The Savoy, l’hôtel londonien qui laisse sans voix
En longeant Strand Street, depuis Charing Cross vers la Somerset House (d’ouest en est), on tombe sur une petite rue sur la droite. Tout au bout de cette impasse, les lettres SAVOY surgissent en vert. Trois palmiers balisent cette entrée fondée en 1905, puisque le bâtiment original (1889) dudit établissement donne, lui, sur la Tamise. Les rondeurs et la taille des taxis londoniens garés devant confèrent un caractère nostalgique à la scène. On imagine Oscar Wilde, Charlie Chaplin, Maria Callas descendant de voiture, prêts à pénétrer le premier hôtel dit « de luxe » (deluxe hotel) de la capitale britannique. On le fait pour eux.
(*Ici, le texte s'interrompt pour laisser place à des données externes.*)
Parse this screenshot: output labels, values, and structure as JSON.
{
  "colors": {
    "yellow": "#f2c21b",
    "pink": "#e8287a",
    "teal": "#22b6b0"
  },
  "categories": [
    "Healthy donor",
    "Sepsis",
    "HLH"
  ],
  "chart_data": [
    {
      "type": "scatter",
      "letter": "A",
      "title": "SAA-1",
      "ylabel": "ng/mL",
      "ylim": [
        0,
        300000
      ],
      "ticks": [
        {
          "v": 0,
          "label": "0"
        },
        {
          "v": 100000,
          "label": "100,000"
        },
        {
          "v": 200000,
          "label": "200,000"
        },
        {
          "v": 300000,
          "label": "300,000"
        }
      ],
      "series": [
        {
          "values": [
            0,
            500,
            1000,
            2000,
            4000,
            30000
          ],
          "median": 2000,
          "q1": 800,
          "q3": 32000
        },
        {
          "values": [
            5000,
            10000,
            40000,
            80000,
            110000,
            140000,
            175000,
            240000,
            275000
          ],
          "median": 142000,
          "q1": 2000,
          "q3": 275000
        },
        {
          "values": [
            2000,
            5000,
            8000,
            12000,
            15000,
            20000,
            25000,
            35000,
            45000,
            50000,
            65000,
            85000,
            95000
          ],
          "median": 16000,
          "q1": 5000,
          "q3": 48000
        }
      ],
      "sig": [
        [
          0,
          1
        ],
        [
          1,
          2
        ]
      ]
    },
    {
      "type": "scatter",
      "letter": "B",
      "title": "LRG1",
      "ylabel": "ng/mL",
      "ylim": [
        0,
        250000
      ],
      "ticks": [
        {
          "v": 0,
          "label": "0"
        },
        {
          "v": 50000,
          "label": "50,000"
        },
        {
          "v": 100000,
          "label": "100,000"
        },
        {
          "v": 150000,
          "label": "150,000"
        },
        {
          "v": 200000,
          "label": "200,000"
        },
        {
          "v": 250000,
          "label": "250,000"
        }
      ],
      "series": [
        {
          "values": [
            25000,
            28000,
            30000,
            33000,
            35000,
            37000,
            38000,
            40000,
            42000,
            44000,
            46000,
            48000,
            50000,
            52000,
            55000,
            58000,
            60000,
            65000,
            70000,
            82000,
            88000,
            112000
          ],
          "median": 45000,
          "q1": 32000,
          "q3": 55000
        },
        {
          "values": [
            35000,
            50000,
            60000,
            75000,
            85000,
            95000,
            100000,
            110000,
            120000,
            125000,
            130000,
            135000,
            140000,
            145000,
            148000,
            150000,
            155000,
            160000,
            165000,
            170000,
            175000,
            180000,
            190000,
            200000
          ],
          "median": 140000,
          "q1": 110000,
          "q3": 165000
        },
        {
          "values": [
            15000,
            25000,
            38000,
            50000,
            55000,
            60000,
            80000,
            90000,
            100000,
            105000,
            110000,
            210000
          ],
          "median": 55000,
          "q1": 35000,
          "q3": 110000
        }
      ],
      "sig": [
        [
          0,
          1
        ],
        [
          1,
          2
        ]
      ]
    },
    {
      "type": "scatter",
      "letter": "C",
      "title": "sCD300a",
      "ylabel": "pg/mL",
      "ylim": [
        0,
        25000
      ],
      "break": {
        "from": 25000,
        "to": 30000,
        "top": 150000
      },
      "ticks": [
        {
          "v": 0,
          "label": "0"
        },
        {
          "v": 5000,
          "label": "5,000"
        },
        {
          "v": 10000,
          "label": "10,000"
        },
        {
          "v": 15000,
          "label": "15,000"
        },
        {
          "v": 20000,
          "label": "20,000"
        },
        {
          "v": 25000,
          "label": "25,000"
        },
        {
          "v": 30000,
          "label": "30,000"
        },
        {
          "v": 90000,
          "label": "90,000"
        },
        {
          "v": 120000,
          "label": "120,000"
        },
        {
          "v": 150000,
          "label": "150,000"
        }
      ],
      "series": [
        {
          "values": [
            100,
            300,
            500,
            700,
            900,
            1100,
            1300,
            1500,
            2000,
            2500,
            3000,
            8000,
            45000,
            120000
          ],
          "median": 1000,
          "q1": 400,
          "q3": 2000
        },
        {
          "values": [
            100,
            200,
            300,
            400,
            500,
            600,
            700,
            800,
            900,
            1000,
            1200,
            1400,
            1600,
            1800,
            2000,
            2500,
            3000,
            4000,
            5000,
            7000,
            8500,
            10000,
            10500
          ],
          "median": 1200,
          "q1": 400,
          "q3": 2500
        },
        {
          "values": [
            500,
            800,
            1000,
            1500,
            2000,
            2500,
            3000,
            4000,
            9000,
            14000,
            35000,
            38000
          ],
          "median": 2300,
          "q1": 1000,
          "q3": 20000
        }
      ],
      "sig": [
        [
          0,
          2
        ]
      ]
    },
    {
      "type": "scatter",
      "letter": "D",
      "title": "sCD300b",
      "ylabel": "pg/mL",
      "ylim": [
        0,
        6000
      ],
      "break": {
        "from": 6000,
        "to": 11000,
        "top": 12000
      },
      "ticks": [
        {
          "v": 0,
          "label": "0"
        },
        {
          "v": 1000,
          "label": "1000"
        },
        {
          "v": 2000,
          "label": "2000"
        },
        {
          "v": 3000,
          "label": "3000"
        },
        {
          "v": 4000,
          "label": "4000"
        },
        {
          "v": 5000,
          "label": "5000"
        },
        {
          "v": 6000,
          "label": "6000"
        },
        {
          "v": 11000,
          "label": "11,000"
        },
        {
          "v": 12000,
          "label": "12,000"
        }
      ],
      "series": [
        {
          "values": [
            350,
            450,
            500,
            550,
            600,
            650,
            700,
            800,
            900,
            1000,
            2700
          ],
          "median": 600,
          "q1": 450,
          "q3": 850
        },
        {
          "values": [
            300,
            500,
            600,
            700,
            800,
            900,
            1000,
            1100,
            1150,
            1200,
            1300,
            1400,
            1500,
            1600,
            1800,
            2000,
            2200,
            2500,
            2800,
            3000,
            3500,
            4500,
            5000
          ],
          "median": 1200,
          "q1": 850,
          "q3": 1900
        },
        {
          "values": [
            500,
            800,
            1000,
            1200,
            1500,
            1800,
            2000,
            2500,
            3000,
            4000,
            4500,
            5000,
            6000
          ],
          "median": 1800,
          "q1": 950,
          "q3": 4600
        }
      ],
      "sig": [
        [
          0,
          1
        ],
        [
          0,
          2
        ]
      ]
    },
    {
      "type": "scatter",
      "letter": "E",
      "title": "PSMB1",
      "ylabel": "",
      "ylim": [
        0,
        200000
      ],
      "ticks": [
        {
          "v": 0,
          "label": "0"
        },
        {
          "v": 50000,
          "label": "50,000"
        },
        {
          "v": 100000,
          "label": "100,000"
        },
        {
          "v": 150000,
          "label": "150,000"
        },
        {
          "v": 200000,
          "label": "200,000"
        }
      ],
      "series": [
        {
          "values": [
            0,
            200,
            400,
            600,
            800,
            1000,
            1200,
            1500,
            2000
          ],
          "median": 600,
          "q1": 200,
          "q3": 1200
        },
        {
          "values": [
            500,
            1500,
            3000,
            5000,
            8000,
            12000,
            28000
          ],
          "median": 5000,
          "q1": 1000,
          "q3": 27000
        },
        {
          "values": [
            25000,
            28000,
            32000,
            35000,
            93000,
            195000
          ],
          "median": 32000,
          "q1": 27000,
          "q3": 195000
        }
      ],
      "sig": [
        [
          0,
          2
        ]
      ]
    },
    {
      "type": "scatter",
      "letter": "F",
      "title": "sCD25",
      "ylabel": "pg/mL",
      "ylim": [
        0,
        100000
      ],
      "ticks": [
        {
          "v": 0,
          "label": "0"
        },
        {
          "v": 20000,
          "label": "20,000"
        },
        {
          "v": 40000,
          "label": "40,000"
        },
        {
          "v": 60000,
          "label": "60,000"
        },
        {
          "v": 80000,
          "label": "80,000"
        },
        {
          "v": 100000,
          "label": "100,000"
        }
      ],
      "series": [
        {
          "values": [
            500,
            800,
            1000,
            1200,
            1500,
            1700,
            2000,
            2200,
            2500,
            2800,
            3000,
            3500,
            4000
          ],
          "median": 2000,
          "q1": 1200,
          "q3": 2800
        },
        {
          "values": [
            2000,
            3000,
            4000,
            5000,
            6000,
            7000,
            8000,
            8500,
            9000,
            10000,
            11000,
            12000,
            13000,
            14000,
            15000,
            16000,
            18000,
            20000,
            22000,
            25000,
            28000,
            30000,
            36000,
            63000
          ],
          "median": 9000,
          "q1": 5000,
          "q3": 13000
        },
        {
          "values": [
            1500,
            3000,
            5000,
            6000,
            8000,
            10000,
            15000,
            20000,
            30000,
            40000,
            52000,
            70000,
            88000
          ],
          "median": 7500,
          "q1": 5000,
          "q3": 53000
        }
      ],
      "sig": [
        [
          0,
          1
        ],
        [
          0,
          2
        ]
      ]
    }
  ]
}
Ces grands noms, on les retrouve tout de suite à gauche, dans l’antichambre de l’American Bar, où les archivistes des lieux exposent régulièrement lettres, photos, et effets de personnalités ayant fréquenté le Savoy. Derrière ce musée privé, on applique des recettes compilées dans un livre devenu la « bible des barmen londoniens », parmi lesquelles le White Lady Cocktail (gin, triple sec, citron).
Pourquoi American Bar, d’ailleurs ? Ne sommes-nous pas en Angleterre ? Parce que les Etats-Unis sont les premiers à avoir eu l’idée de mélanger les alcools. Pour des boissons « plus européennes », alliant jus, liqueurs, sirops et spiritueux, rendez-vous au Beaufort Bar, « plus théâtral » dans l’âme. On n’est pas surpris d’apprendre alors que le fondateur du Savoy, Richard D’Oyly Carte, était un imprésario réputé et propriétaire de plusieurs théâtres dans les environs. Les rideaux font écho au piano où un artiste différent interprète, chaque soir, des titres de comédies musicales, des airs de swing, ou des classiques du répertoire anglophone. Les boissons sont mixées sur des chariots garnis de zestes d’orange, de glaçons, et d’épices contribuant à un service personnalisé de luxe. Il suffit d’une commande pour que le personnel retienne le nom et les goûts de chaque client.
À gauche en ressortant, la réception occupe une pièce à part entière. Ainsi les informations personnelles sur chacun, les requêtes des uns et des autres, sont maintenues confidentielles. Accolé à cet isoloir exclusif, une courte arcade sert de transition entre les styles Art Déco, côté rue, et édouardien, côté Tamise, de l’enseigne. Une poignée de marches en marbre blanc mènent tour à tour à un salon de thé-boutique, dont on peut voir les chefs préparer cupcakes et macarons, entre autres douceurs ; au « Foyer », salon augmenté d’un dôme et d’une verrière depuis la restauration menée par Pierre-Yves Rochon, en 2010 ; et enfin, au restaurant Kaspar.
Les motifs au sol évoquent des écailles. Les tronçons de glace suspendus au-dessus du comptoir circulaire central ressemblent à des poissons. On devine immédiatement la dominante du menu. Une question demeure : qui est Kaspar ? Un chat noir en chrome et résine que l’on asseyait aux tables de 13 personnes afin de conjurer les superstitions. Flanqué d’un bavoir, au même titre que les convives à rassurer, l’animal est devenu, au fil des années, la mascotte du Savoy : un buis taillé en forme de félin monte la garde à l’entrée, des statues à son effigie campent à côté de la conciergerie… Il ne lui manque plus que la parole.
Au troisième étage, le spa et sa piscine divisée en carrés de couleurs primaires, se préparent à une rénovation imminente. La saison est donc bien choisie pour en profiter. Dans l’ensemble, la décoration du Savoy est si chaleureuse que, plus les jours passent, plus le retour se veut difficile. Le faste des pierres précieuses (lustres Swarovski), dorures et moulures s’effacent devant la tendresse qu’apportent les tons pastel. Design chargé, donc, mais pas trop. Jamais l’on ne suffoque sous une tapisserie. On se sent presque chez soi, un chez soi royal. C’est pourquoi prendre l’Eurostar, même en première, où se succèdent plateaux repas, boissons, et serviettes rafraîchissantes, ne constitue plus une perspective aussi réjouissante qu’à aller. Partir pour mieux revenir, c’est ce que l’on se dit en appréciant les nombreux avantages distribués à bord.